El daño en la carrera de mi mujer se limitó a una anotación en su ficha 201:
Ayuda psiquiátrica solicitada el 19 de mayo de 1978
. Dado el número de alcohólicos, divorciados y homosexuales descubiertos entre nosotros (no superior, puedo asegurarlo, al de cualquier corporación donde se desarrolle una gran actividad), tenía la esperanza de que aquello no la perjudicase demasiado. Sabía, no obstante, que las cuestas eran cada vez más resbaladizas. Nuestro matrimonio había sido un escándalo interno comparable al de la mujer de un general que se fuga con un comandante.
Todo esto tal vez ayude a explicar por qué me puse a caminar alrededor de la silla de Kittredge como si circunnavegara a un santo. Pueden estar seguros de que no busqué agua para lavarle la cara, ni le masajeé los pies, ni se me ocurrió sacudirla, ni siquiera tocarla. Con los hábitos de toda una vida de preparación para hacerme cargo de las cosas, lo único que podía hacer era sentarme.
Permaneció inmóvil durante un largo rato. Luego empezó a asentir con la cabeza. Dirigiéndose a la pared, dijo:
—Gobby, nunca pudiste admitir la verdad ante nadie. Pero conmigo puedes hablar. Si crees que es importante, tal vez lo mejor sería que lo hicieses, querido.

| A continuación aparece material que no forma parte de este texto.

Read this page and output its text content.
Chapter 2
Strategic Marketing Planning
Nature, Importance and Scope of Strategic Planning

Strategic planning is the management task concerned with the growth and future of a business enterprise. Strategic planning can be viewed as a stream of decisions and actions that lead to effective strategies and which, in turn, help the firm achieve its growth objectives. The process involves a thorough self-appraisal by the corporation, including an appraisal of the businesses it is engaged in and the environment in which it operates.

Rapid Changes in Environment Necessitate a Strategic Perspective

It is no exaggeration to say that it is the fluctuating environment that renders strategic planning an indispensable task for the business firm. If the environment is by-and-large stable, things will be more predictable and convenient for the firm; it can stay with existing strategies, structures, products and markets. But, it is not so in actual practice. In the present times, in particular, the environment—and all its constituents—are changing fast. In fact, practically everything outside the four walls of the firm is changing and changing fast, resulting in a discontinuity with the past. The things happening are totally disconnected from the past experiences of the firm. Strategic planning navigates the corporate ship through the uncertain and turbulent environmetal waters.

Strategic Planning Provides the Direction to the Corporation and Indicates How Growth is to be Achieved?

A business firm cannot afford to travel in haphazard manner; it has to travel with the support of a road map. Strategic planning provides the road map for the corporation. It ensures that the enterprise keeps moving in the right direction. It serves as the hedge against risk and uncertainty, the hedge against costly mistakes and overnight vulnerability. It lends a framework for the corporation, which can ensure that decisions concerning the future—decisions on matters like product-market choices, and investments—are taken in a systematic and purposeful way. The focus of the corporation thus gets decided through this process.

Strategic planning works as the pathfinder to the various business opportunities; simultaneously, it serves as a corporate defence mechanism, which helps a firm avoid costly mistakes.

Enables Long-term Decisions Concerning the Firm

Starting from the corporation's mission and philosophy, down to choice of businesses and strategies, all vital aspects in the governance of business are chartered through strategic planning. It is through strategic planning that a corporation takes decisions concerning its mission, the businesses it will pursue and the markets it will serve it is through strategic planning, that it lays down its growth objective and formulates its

Era como cuando la Policía conversa con alguien que está por arrojarse al vacío desde un tejado, tratando de disuadirlo de que no lo haga. Sospecho que en esas ocasiones el diálogo llega a parecer natural. Kittredge hablaba con la pared como si no existiese la menor duda de que Harlot estuviera allí. Confieso que pronto comenzó a parecerme menos excepcional. La intensidad de las palabras de Kittredge no alteraban el orden de nuestro dormitorio, demasiado ascético para mi gusto, demasiado parecido al cuarto superior de una buena posada de Nueva Inglaterra (hasta los volantes blancos del cobertor eran profesionalmente castos). Cuando dejó de hablar, el cuarto recobró su blanco y penetrante silencio.

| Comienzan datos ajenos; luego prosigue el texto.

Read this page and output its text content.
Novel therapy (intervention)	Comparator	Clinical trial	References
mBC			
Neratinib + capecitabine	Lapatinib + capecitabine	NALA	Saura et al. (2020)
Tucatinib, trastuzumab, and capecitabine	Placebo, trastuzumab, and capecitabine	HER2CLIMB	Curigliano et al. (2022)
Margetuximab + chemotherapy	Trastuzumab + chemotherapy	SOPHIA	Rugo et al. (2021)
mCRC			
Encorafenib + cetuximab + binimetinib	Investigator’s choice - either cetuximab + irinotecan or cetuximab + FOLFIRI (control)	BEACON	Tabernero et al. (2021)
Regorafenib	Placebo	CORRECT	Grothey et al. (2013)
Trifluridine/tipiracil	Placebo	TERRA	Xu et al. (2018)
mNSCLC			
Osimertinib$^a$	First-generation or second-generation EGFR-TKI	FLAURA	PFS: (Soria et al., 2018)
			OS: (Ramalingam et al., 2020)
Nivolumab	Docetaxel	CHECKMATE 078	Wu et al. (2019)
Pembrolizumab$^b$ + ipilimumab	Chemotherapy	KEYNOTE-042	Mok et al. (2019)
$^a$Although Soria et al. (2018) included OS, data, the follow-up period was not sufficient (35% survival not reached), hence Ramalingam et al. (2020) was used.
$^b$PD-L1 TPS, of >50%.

—Harry, vete a la mierda, ¿quieres?
Durante todos los años que pasamos juntos, raras veces se había expresado así. Pero ahora yo no estaba seguro de que ella hubiese hablado. ¿No podía haber sido la voz de Harlot surgiendo de la laringe de mi esposa?
Kittredge se inclinó hacia delante en su silla.
—Estás cubierto de algas, Gobby —dijo en voz alta—. Quítatelas. Es como si llevases una peluca.
Se echó a reír. Parecía la risa de un hombre, y poco a poco el tono se hizo inconfundiblemente más franco. Algunos hombres ríen como si los leños encendidos en el hogar y las hojas de tabaco de un buen cigarro fueran parte del espléndido servicio que los rodea. «Por Dios —pensé—, se ríe igual que mi padre.» Luego su rostro tomó una expresión que me recordó a Allen Dulles, difunto como mi padre.
Una vez, en Vietnam, después de una juerga en los Grandes Almacenes (así llamábamos al burdel más grande de Saigón), acabé en un cuarto de hotel con una joven y diminuta prostituta vietnamita que me ofreció opio. Fumé con un fuerte sentimiento de pecado, y vomité la cena con un sentimiento pleno de redención. Después me inundó la paz de la pipa, y empecé a tener alucinaciones. La cara de la puta se convirtió en la de mi madre, y luego en la de Kittredge, de quien estaba enamorado a distancia. Al cabo de un rato, era capaz de transformar los rasgos de la prostituta vietnamita en los de la mujer que eligiera.
En nuestro dormitorio, sin embargo, no podía elegir el rostro que a continuación quería ver, ni tenía tampoco la feliz seguridad de estar flotando en vaporosas nubes de alucinaciones controlables. En cambio, cada nuevo conjunto de rasgos aparecía como si alguien estuviese allí modelando la cara de Kittredge. Sobre su delicado labio superior apareció el tosco cepillo blanco y negro del bigote de Harlot. Sus gafas de montura de metal se ubicaron sobre la nariz de mi esposa, cuya generosa cabellera fue remplazada por una cabeza semicalva. Harlot me miró. Luego habló. Una voz, que bien podía haber sido la de Harlot, surgió de la boca de Kittredge.